Drei Außenminister, ein Balkon, 25 Jahre - Foto: tra

Zwei Balkone spielten in der deutschen Geschichte eine besonders tragende Rolle. Am 9. November 1918 verkündete Philipp Scheidemann von einem Balkon des Berliner Reichstages die Abdankung des Kaisers und damit das Ende der Monarchie. Darauf folgten die turbulenten Jahre der Weimarer Republik, die Machtergreifung der Nationalsozialisten, der Zweite Weltkrieg und die Teilung Deutschlands durch die Siegermächte. Es dauerte über 40 Jahre, bis der Druck der DDR-Bevölkerung die Wiedervereinigung möglich machte. Vor 25 Jahren, am 30. September 1989, trat Hans-Dietrich Genscher, damals Bundesaußenminister, auf den Balkon der Deutschen Botschaft in Prag und verkündete den fast 4 000 DDR-Flüchtlingen im Garten: „Wir sind zu Ihnen gekommen, um Ihnen mitzuteilen, dass heute Ihre Ausreise möglich geworden ist“.

 

 

 

Zum Jubiläum besuchte Genscher die Botschaft nun erneut und traf sich mit ehemaligen Flüchtlingen, damaligen Kollegen und heutigen Politikern. Der 87-Jährige, der selbst bereits 1952 die DDR verlassen hatte, dankte den Ostdeutschen für ihren Einsatz für eine friedliche Wiedervereinigung und mahnte, man dürfe auch heute die Errungenschaften des freien und demokratischen Europa nicht für selbstverständlich halten. Die Revolutionen, die den Eisernen Vorhang zu Fall brachten, seien auch Verpflichtung zum Schutz Europas vor spaltenden Tendenzen und Populismus.

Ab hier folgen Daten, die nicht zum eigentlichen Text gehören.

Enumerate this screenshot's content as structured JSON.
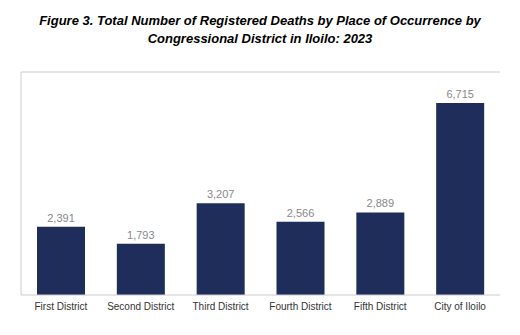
{
  "chart_data": {
    "type": "bar",
    "title": "Figure 3. Total Number of Registered Deaths by Place of Occurrence by\nCongressional District in Iloilo: 2023",
    "categories": [
      "First District",
      "Second District",
      "Third District",
      "Fourth District",
      "Fifth District",
      "City of Iloilo"
    ],
    "values": [
      2391,
      1793,
      3207,
      2566,
      2889,
      6715
    ],
    "value_labels": [
      "2,391",
      "1,793",
      "3,207",
      "2,566",
      "2,889",
      "6,715"
    ],
    "color": "#1e2d5a",
    "ylim": [
      0,
      7800
    ],
    "data_labels": true,
    "tick_labels": "x",
    "grid": false
  }
}
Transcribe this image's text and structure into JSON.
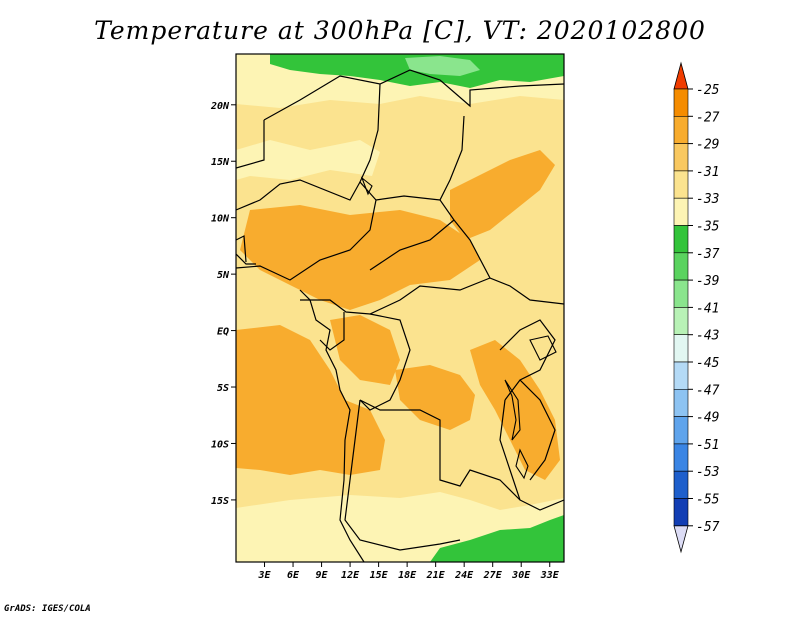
{
  "title": "Temperature at 300hPa [C], VT: 2020102800",
  "credit": "GrADS: IGES/COLA",
  "map": {
    "lon_range": [
      0,
      34.5
    ],
    "lat_range": [
      -20.5,
      24.5
    ],
    "x_ticks": [
      "3E",
      "6E",
      "9E",
      "12E",
      "15E",
      "18E",
      "21E",
      "24E",
      "27E",
      "30E",
      "33E"
    ],
    "x_tick_values": [
      3,
      6,
      9,
      12,
      15,
      18,
      21,
      24,
      27,
      30,
      33
    ],
    "y_ticks": [
      "20N",
      "15N",
      "10N",
      "5N",
      "EQ",
      "5S",
      "10S",
      "15S"
    ],
    "y_tick_values": [
      20,
      15,
      10,
      5,
      0,
      -5,
      -10,
      -15
    ]
  },
  "colorbar": {
    "levels": [
      "-25",
      "-27",
      "-29",
      "-31",
      "-33",
      "-35",
      "-37",
      "-39",
      "-41",
      "-43",
      "-45",
      "-47",
      "-49",
      "-51",
      "-53",
      "-55",
      "-57"
    ],
    "colors": [
      "#f05a00",
      "#f58c00",
      "#f8ac2e",
      "#f9c860",
      "#fbe38f",
      "#fdf4b4",
      "#33c43a",
      "#5ad35f",
      "#8ae58d",
      "#b8f2b6",
      "#e2f7f2",
      "#b4daf6",
      "#8dc3f2",
      "#5fa4ec",
      "#3a85e4",
      "#1e5fcc",
      "#123eb4",
      "#0a1a78"
    ],
    "top_triangle_color": "#f03c00",
    "bottom_triangle_color": "#dcdcf5"
  },
  "colors": {
    "field_base": "#fbe38f",
    "field_warm": "#f8ac2e",
    "field_cool": "#fdf4b4",
    "field_green": "#33c43a",
    "field_light_green": "#8ae58d",
    "border": "#000000"
  }
}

Rudolf Seiters, der 1989 als frischgebackener Kanzleramtschef Helmut Kohls die Geschehnisse nicht nur in Prag, sondern auch in Warschau und in Ungarn miterlebt hatte, fügte hinzu, man müsse die Erinnerung an diese Zeit auch in den Schulen lebendig halten. Da seien aber auch die Eltern gefordert.

Die Emotionen des Augenblicks, als Genschers Rede im Jubel derer unterzugehen drohte, die wochenlang in der Botschaft ausgeharrt hatten, waren greifbar, als ein zuvor noch nie gezeigter Film aus dem Herbst 1989 vorgeführt wurde. Den anwesenden Flüchtlingen von damals standen auch ein Vierteljahrhundert danach wieder Tränen in den Augen, als die Ereignisse des 30. September 1989 noch einmal rekapituliert wurden. Noch lange nach der Podiumsdiskussion, die von Sachsens Ministerpräsident Stanislaw Tillich eröffnet worden war, konnte Hans-Dietrich Genscher den Saal nicht verlassen. Er war umringt von Menschen, die ihm persönlich für seine Rolle bei den Verhandlungen mit der DDR-Führung und mit dem Politbüro in Moskau danken und natürlich auch noch ein Selfie mit ihm ergattern wollten.

Auch der jetzige Bundesaußenminister Frank-Walter Steinmeier besuchte zu diesem Jubiläum die tschechische Hauptstadt. Zusammen mit seinem Amtsvorgänger Genscher, seinem tschechischen Amtskollegen Lubomír Zaorálek und Ministerpräsident Tillich erinnerte auch er an den langen Weg, den Deutschland seit 1989 gegangen ist. Im Garten der Botschaft traf er dann auf Jugendliche und Zeitzeugen.

Vor dem berühmten Balkon, den heute eine Tafel mit Genschers wohl bekanntestem Satz ziert, standen vor 25 Jahren Zelte des Roten Kreuzes, in denen die Flüchtlinge mit dem Nötigsten versorgt wurden. Vertreter des Roten Kreuzes waren auch 2014 eingeladen und feierten das Jubiläum mit den Anwesenden. Die Zelte im Garten der Botschaft am Fuße der Prager Burg waren diesmal der Präsentation des Bundeslandes Sachsen gewidmet, boten Wein, Sekt und Dresdner Stollen und zeigten damit eindrucksvoll, wie weit Deutschland seit 1989 gekommen ist.

Hans-Dietrich Genscher bedankte sich für die Einladung zum 25. Jubiläum übrigens mit der Ankündigung, auch beim 30. wieder in Prag dabei sein zu wollen. Die Einladung dazu ist sicherlich schon unterwegs.